# Please Help, Color inequality essay



## babacanoosh (Mar 17, 2008)

Hello,
I am new to this forum, and am thankful to now be a part of it. I need help editing, or adding any views that I have yet to cover.  In this essay I was to:

Analyze the quotation-reveal an accurate understanding of the quoted passages, comments indicate close reading, particularly on the inferential and applied levels,  and provide context for the quotations where necessary.

Synthesis - Make clear, thoughtful connections between and among texts, ties the works together in an insightful way. 

Again, thanks a lot for anyone who helps me, it really means a great deal to me. Any suggestions would be greatly appreciated. Thanks,
Babacanoosh



 Lighter Skin​ 
              In today’s culture, a need for separation of people, places and things is apparent. With these divisions of various things come very different and complicated advantages. Tall people may have an easier time of making a basketball team is one example of how one type of group of people may have an advantage. When looking at race however, more specifically color of the skin, there are many different views, each contradicting each other in many different ways. One may question that such advantages of color may not exist, and are not apparent to society. However if you open you eyes to society, and try to look for these occurrences, the world is teeming with the advantages, and disadvantages of different colors. The principle conflict however is that in most cases, being a lighter colored skin has greater advantages than being a darker colored skin. Looking back in history, many different things point to the statement as being true, however there are often overlooked advantages that a darker colored skin tone person may have. Many authors have explored this subject, and many have very different point of views. 
              Looking in society today, many occurrences display that a lighter skin tone has an advantage. As a Berkeley Repertory Theater article titled “Color Complexity” quotes “…lighter skinned Blacks enjoy better careers, higher income, greater acceptability in mainstream society and higher self-esteem (particularly among women) than their darker-skinned peers.”  This quote supports itself in many ways. Looking at today’s movie stars, not many of them are of a darker skin tone. Many famous movie stars are a lighter colored black, such as Will Smith, and famous singer Beyonce. These big time household names are in fact typically a lighter colored individual. In addition when looking at movies, one does not see very often a darker colored protagonist. Thinking off the top of my head, I cannot think of one movie with a darker colored skin tone protagonist, other than movies with Ice Cube, who is one of the few darker colored movie celebrities. This is only being compared to black celebrities only. There are a lot more white movie stars then black movie stars. Next time you watch a movie, you will notice the huge imbalance of skin tone. While society has taken great strides from the previous years, where finding anybody that was not white on the big screen was impossible, the difference in sheer numbers of darker colored people is still apparent.
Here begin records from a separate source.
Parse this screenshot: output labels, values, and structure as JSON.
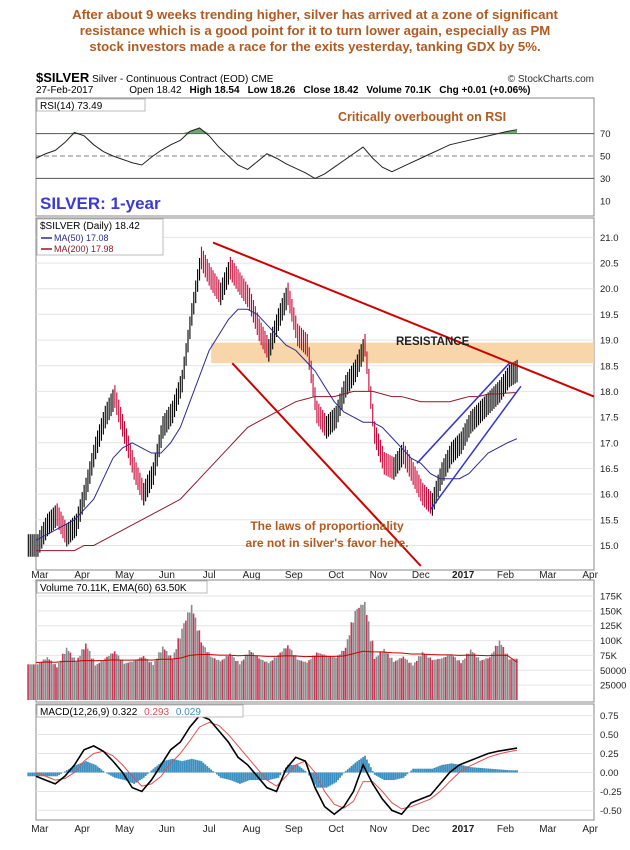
{
  "headline": {
    "line1": "After about 9 weeks trending higher, silver has arrived at a zone of significant",
    "line2": "resistance which is a good point for it to turn lower again, especially as PM",
    "line3": "stock investors made a race for the exits yesterday, tanking GDX by 5%."
  },
  "header": {
    "symbol": "$SILVER",
    "name": "Silver - Continuous Contract (EOD)",
    "exchange": "CME",
    "logo": "© StockCharts.com",
    "date": "27-Feb-2017",
    "open": "Open 18.42",
    "high": "High 18.54",
    "low": "Low 18.26",
    "close": "Close 18.42",
    "volume": "Volume 70.1K",
    "chg": "Chg +0.01 (+0.06%)"
  },
  "colors": {
    "text_annotation": "#b35a1f",
    "blue_title": "#3a3ad6",
    "price_up": "#000000",
    "price_down": "#cc0033",
    "ma50": "#2b2b8f",
    "ma200": "#8b1a2a",
    "trendline": "#cc0000",
    "channel": "#3333cc",
    "resistance_band": "#f7d2a0",
    "macd_line": "#000000",
    "signal_line": "#e05050",
    "histogram": "#3a8fc0",
    "volume_bar": "#8a8a8a"
  },
  "chart_data": [
    {
      "type": "line",
      "panel": "rsi",
      "legend": "RSI(14) 73.49",
      "annotation": "Critically overbought on RSI",
      "ylim": [
        0,
        100
      ],
      "yticks": [
        "70",
        "50",
        "30",
        "10"
      ],
      "ytick_values": [
        70,
        50,
        30,
        10
      ],
      "reference_lines": [
        70,
        50,
        30
      ],
      "x": [
        0,
        5,
        10,
        15,
        20,
        25,
        30,
        35,
        40,
        45,
        50,
        55,
        60,
        65,
        70,
        75,
        80,
        85,
        90,
        95,
        100,
        105,
        110,
        115,
        120,
        125,
        130,
        135,
        140,
        145,
        150,
        155,
        160,
        165,
        170,
        175,
        180,
        185,
        190,
        195,
        200,
        205,
        210,
        215,
        220,
        225,
        230,
        235,
        240,
        245,
        250
      ],
      "values": [
        48,
        52,
        55,
        62,
        71,
        68,
        60,
        54,
        50,
        47,
        44,
        42,
        49,
        55,
        60,
        64,
        72,
        75,
        68,
        58,
        50,
        42,
        38,
        45,
        52,
        48,
        43,
        39,
        35,
        30,
        34,
        40,
        46,
        52,
        58,
        48,
        40,
        36,
        40,
        44,
        48,
        52,
        56,
        60,
        62,
        64,
        66,
        68,
        70,
        72,
        73.49
      ]
    },
    {
      "type": "line",
      "panel": "price",
      "title": "SILVER: 1-year",
      "legend": [
        "$SILVER (Daily) 18.42",
        "MA(50) 17.08",
        "MA(200) 17.98"
      ],
      "annotation_resistance": "RESISTANCE",
      "annotation_bottom": [
        "The laws of proportionality",
        "are not in silver's favor here."
      ],
      "ylim": [
        14.6,
        21.3
      ],
      "yticks": [
        "21.0",
        "20.5",
        "20.0",
        "19.5",
        "19.0",
        "18.5",
        "18.0",
        "17.5",
        "17.0",
        "16.5",
        "16.0",
        "15.5",
        "15.0"
      ],
      "ytick_values": [
        21.0,
        20.5,
        20.0,
        19.5,
        19.0,
        18.5,
        18.0,
        17.5,
        17.0,
        16.5,
        16.0,
        15.5,
        15.0
      ],
      "xlim": [
        0,
        290
      ],
      "x": [
        0,
        5,
        10,
        15,
        20,
        25,
        30,
        35,
        40,
        45,
        50,
        55,
        60,
        65,
        70,
        75,
        80,
        85,
        90,
        95,
        100,
        105,
        110,
        115,
        120,
        125,
        130,
        135,
        140,
        145,
        150,
        155,
        160,
        165,
        170,
        175,
        180,
        185,
        190,
        195,
        200,
        205,
        210,
        215,
        220,
        225,
        230,
        235,
        240,
        245,
        250
      ],
      "close": [
        15.0,
        15.4,
        15.6,
        15.2,
        15.4,
        16.1,
        16.9,
        17.5,
        17.9,
        17.2,
        16.5,
        16.0,
        16.4,
        17.3,
        17.6,
        18.2,
        19.5,
        20.6,
        20.2,
        19.9,
        20.4,
        20.1,
        19.8,
        19.2,
        18.8,
        19.4,
        19.9,
        19.1,
        18.9,
        17.6,
        17.3,
        17.5,
        18.1,
        18.4,
        18.9,
        17.2,
        16.6,
        16.5,
        16.8,
        16.4,
        16.0,
        15.8,
        16.4,
        16.8,
        17.0,
        17.4,
        17.6,
        17.8,
        18.0,
        18.3,
        18.42
      ],
      "ma50": [
        15.1,
        15.2,
        15.3,
        15.4,
        15.5,
        15.7,
        15.9,
        16.3,
        16.7,
        16.9,
        17.0,
        16.9,
        16.8,
        16.8,
        17.0,
        17.3,
        17.8,
        18.3,
        18.8,
        19.1,
        19.4,
        19.6,
        19.6,
        19.5,
        19.3,
        19.1,
        18.9,
        18.8,
        18.6,
        18.4,
        18.1,
        17.8,
        17.6,
        17.5,
        17.4,
        17.4,
        17.3,
        17.1,
        16.9,
        16.7,
        16.6,
        16.4,
        16.3,
        16.3,
        16.3,
        16.4,
        16.6,
        16.8,
        16.9,
        17.0,
        17.08
      ],
      "ma200": [
        14.9,
        14.9,
        14.9,
        14.9,
        14.9,
        15.0,
        15.0,
        15.1,
        15.2,
        15.3,
        15.4,
        15.5,
        15.6,
        15.7,
        15.8,
        15.9,
        16.1,
        16.3,
        16.5,
        16.7,
        16.9,
        17.1,
        17.3,
        17.4,
        17.5,
        17.6,
        17.7,
        17.8,
        17.85,
        17.9,
        17.9,
        17.9,
        17.95,
        18.0,
        18.0,
        18.0,
        17.95,
        17.9,
        17.9,
        17.85,
        17.8,
        17.8,
        17.8,
        17.8,
        17.85,
        17.9,
        17.9,
        17.95,
        17.95,
        17.97,
        17.98
      ],
      "resistance_zone": [
        18.55,
        18.95
      ],
      "downtrend_upper": {
        "from": [
          92,
          20.9
        ],
        "to": [
          290,
          17.9
        ]
      },
      "downtrend_lower": {
        "from": [
          102,
          18.55
        ],
        "to": [
          200,
          14.6
        ]
      },
      "channel_lower": {
        "from": [
          205,
          15.7
        ],
        "to": [
          252,
          18.1
        ]
      },
      "channel_upper": {
        "from": [
          198,
          16.6
        ],
        "to": [
          246,
          18.55
        ]
      }
    },
    {
      "type": "bar",
      "panel": "volume",
      "legend": "Volume 70.11K, EMA(60) 63.50K",
      "ylim": [
        0,
        175000
      ],
      "yticks": [
        "175K",
        "150K",
        "125K",
        "100K",
        "75K",
        "50000",
        "25000"
      ],
      "ytick_values": [
        175000,
        150000,
        125000,
        100000,
        75000,
        50000,
        25000
      ],
      "x": [
        0,
        5,
        10,
        15,
        20,
        25,
        30,
        35,
        40,
        45,
        50,
        55,
        60,
        65,
        70,
        75,
        80,
        85,
        90,
        95,
        100,
        105,
        110,
        115,
        120,
        125,
        130,
        135,
        140,
        145,
        150,
        155,
        160,
        165,
        170,
        175,
        180,
        185,
        190,
        195,
        200,
        205,
        210,
        215,
        220,
        225,
        230,
        235,
        240,
        245,
        250
      ],
      "values": [
        60000,
        72000,
        55000,
        88000,
        64000,
        95000,
        58000,
        70000,
        82000,
        61000,
        66000,
        74000,
        59000,
        90000,
        68000,
        120000,
        160000,
        97000,
        73000,
        65000,
        78000,
        60000,
        84000,
        70000,
        62000,
        76000,
        92000,
        68000,
        63000,
        80000,
        75000,
        71000,
        88000,
        150000,
        165000,
        69000,
        86000,
        64000,
        73000,
        58000,
        81000,
        67000,
        70000,
        77000,
        62000,
        85000,
        66000,
        72000,
        100000,
        68000,
        70110
      ],
      "ema": [
        63000,
        64000,
        63500,
        65000,
        65000,
        66500,
        66000,
        66500,
        67500,
        67000,
        67000,
        67500,
        67000,
        68500,
        68500,
        70500,
        75000,
        76500,
        76500,
        75500,
        75500,
        74500,
        75000,
        74500,
        73500,
        73500,
        74500,
        74000,
        73000,
        73500,
        73500,
        73500,
        74000,
        78000,
        82000,
        81000,
        81000,
        79500,
        79000,
        77500,
        77500,
        76500,
        76000,
        76000,
        75000,
        75500,
        75000,
        74500,
        75500,
        75000,
        63500
      ]
    },
    {
      "type": "line",
      "panel": "macd",
      "legend": [
        "MACD(12,26,9) 0.322",
        "0.293",
        "0.029"
      ],
      "ylim": [
        -0.6,
        0.85
      ],
      "yticks": [
        "0.75",
        "0.50",
        "0.25",
        "0.00",
        "-0.25",
        "-0.50"
      ],
      "ytick_values": [
        0.75,
        0.5,
        0.25,
        0,
        -0.25,
        -0.5
      ],
      "x": [
        0,
        5,
        10,
        15,
        20,
        25,
        30,
        35,
        40,
        45,
        50,
        55,
        60,
        65,
        70,
        75,
        80,
        85,
        90,
        95,
        100,
        105,
        110,
        115,
        120,
        125,
        130,
        135,
        140,
        145,
        150,
        155,
        160,
        165,
        170,
        175,
        180,
        185,
        190,
        195,
        200,
        205,
        210,
        215,
        220,
        225,
        230,
        235,
        240,
        245,
        250
      ],
      "macd": [
        -0.05,
        -0.1,
        -0.15,
        -0.05,
        0.1,
        0.3,
        0.35,
        0.28,
        0.15,
        0.0,
        -0.2,
        -0.25,
        -0.1,
        0.1,
        0.3,
        0.4,
        0.6,
        0.75,
        0.7,
        0.55,
        0.4,
        0.2,
        0.1,
        -0.05,
        -0.2,
        -0.25,
        0.05,
        0.2,
        0.15,
        -0.2,
        -0.45,
        -0.55,
        -0.45,
        -0.25,
        0.1,
        -0.15,
        -0.35,
        -0.5,
        -0.55,
        -0.4,
        -0.35,
        -0.3,
        -0.15,
        0.0,
        0.1,
        0.15,
        0.2,
        0.25,
        0.28,
        0.3,
        0.322
      ],
      "signal": [
        0.0,
        -0.05,
        -0.1,
        -0.08,
        0.0,
        0.15,
        0.25,
        0.28,
        0.22,
        0.1,
        -0.05,
        -0.18,
        -0.15,
        -0.05,
        0.12,
        0.25,
        0.42,
        0.6,
        0.66,
        0.62,
        0.5,
        0.35,
        0.2,
        0.05,
        -0.1,
        -0.18,
        -0.05,
        0.1,
        0.15,
        0.0,
        -0.25,
        -0.42,
        -0.47,
        -0.38,
        -0.12,
        -0.12,
        -0.25,
        -0.4,
        -0.48,
        -0.45,
        -0.4,
        -0.35,
        -0.25,
        -0.12,
        0.0,
        0.08,
        0.14,
        0.2,
        0.24,
        0.27,
        0.293
      ],
      "histogram": [
        -0.05,
        -0.05,
        -0.05,
        0.03,
        0.1,
        0.15,
        0.1,
        0.0,
        -0.07,
        -0.1,
        -0.15,
        -0.07,
        0.05,
        0.15,
        0.18,
        0.15,
        0.18,
        0.15,
        0.04,
        -0.07,
        -0.1,
        -0.15,
        -0.1,
        -0.1,
        -0.1,
        -0.07,
        0.1,
        0.1,
        0.0,
        -0.2,
        -0.2,
        -0.13,
        0.02,
        0.13,
        0.22,
        -0.03,
        -0.1,
        -0.1,
        -0.07,
        0.05,
        0.05,
        0.05,
        0.1,
        0.12,
        0.1,
        0.07,
        0.06,
        0.05,
        0.04,
        0.03,
        0.029
      ]
    }
  ],
  "x_axis": {
    "labels": [
      "Mar",
      "Apr",
      "May",
      "Jun",
      "Jul",
      "Aug",
      "Sep",
      "Oct",
      "Nov",
      "Dec",
      "2017",
      "Feb",
      "Mar",
      "Apr"
    ],
    "label_x": [
      2,
      24,
      46,
      68,
      90,
      112,
      134,
      156,
      178,
      200,
      222,
      244,
      266,
      288
    ],
    "bold": [
      "2017"
    ]
  }
}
In addition, looking at “better careers, and higher income” which are directly related, point out this quote to be very true also. Looking at society as a whole, it is apparent that darker colored people have a great disadvantage when it comes to higher positions in society, and higher paying jobs. Just looking at our history’s presidents, all have been white. Only is it now in today’s presidential race that we have a black running for president. Even looking at this however clarifies the truth of this quote. Barack Obama is a lighter colored skin tone of black. All of these occurrences make a valid point that a lighter skinned individual has many advantages over a darker skinned individual.        
              “American means white and Africanist people struggle to make the term applicable to themselves with ethnicity and hyphen after hyphen after hyphen, ”Quotes Tonni Morrison in“ Romancing the Shadow.” This quote supports that lighter colored skin personal have a great advantage. Like in “Color Complexity,” darker colored “Africanist people” struggle to be “American” and essentially fit in with society.  Because of their “Ethnicity,” they are unable to fit in with American society. This supports the previous quote when looking at society, and the colored individuals who hold higher positions in the American Government. In addition when looking at how darker colored individuals are trying to essentially fit into American society, this could not be truer. Looking at most historical American figures, most are white, with the exception of a few people such as Martin Luther King Jr., Fredrick Douglass, and W.E.B. Du Bois. Our very representation of our country, Uncle Sam, is a white individual. Never is he portrayed any color but white. He represents America from his clothes, to pants and jacket, to his hat, and apparently to his color. When looking at many Standardized tests, when asked to fill out race/ethnicity, African American describes blacks. White also is typically a choice, even though this can fall under many different races, typically it is connected with American.  Like “Color Complexity”, Tonni Morrison’s quote shows the advantages of a lighter colored skin. 
              There are other opinions when looking back in history however, that lighter colored blacks were at a greater disadvantage than darker colored slaves. Of course at this time however, the white colored individual has a huge advantage over the rest of the “colored” individuals. As Fredrick Douglass quotes in A Narrative on the Life of Fredrick Douglass, “I know of such cases; and it is worthy of remark that such slaves invariably suffer greater hardships, and have more to contend with, than others. They
are, in the first place, a constant offence to their mistress…she is never better pleased than when she sees them under the lash, especially when she suspects her husband of showing to his mulatto children favors which he withholds from his black slaves.” This quote shows that the lighter colored skinned blacks were disadvantaged, a different view than Color Complexity, and Toni Morrison. A main reason because of this was the time period. Both of the previous conflicting quotes were stated in a period of time that did not have slavery. The lighter colored slaves were disadvantaged in that they often looked greatly down upon by the mistress of the slave owner. This was a clear indication that the lighter skin toned child was the product of her husband having sexual relations with a person of color. Because of this, these children were at a great disposition, and had “greater hardships” to overcome. They were often beaten more severely than the rest, to show that her husband wasn’t “showing to his mulatto children favors which he withholds from his black slaves.”  This shows how different time periods hold different values, and have many different structures in the system of race, and color superiority. 
              While there are many views about skin color, and that lighter colored individuals have advantages over others, there are many different views, and beliefs to be taken into consideration. Nevertheless, these three quotes have clarified many views, and shown how a different time period may affect these views.


----------



## Mike C (Mar 18, 2008)

There's no such thing as a free lunch. Why not scoot over to the 'introduce yourself' thread, say hello and make friendly noises first? It's far more polite than just showing up looking for handouts.


----------



## Intel (Mar 18, 2008)

I thought your essay was good, too bad I can't review. Keep up the good work. 

Your right, it seems that light skinned blacks are much more socially acceptable than dark skinned blacks. Perhaps that golden brown look is seen as a sign of beauty, which is white people enjoy tanning. However too dark may be considered a sing of ugliness, which is why during slavery times, only the light skinned blacks were allowed to work inside the house.

I live in England but my school was mixed racially. Its funny because the light skinned blacks always made fun of their darker friends openly. This soon made it socially acceptable for even white people to joke about darker skinned blacks and not be seen as racist. The blacks joined in! Strange.


----------



## Linton Robinson (Mar 18, 2008)

> In today’s culture, a need for separation of people, places and things is apparent.



That sentence is a lightning rod for trouble.  Think about it a little.


----------



## claire_conroy (May 15, 2008)

Your essay sounds like a Comparison and a Contrast essay. You're comparing the different physical characteristics of human which is the skin color. I also saw races and discriminations on your essay .


----------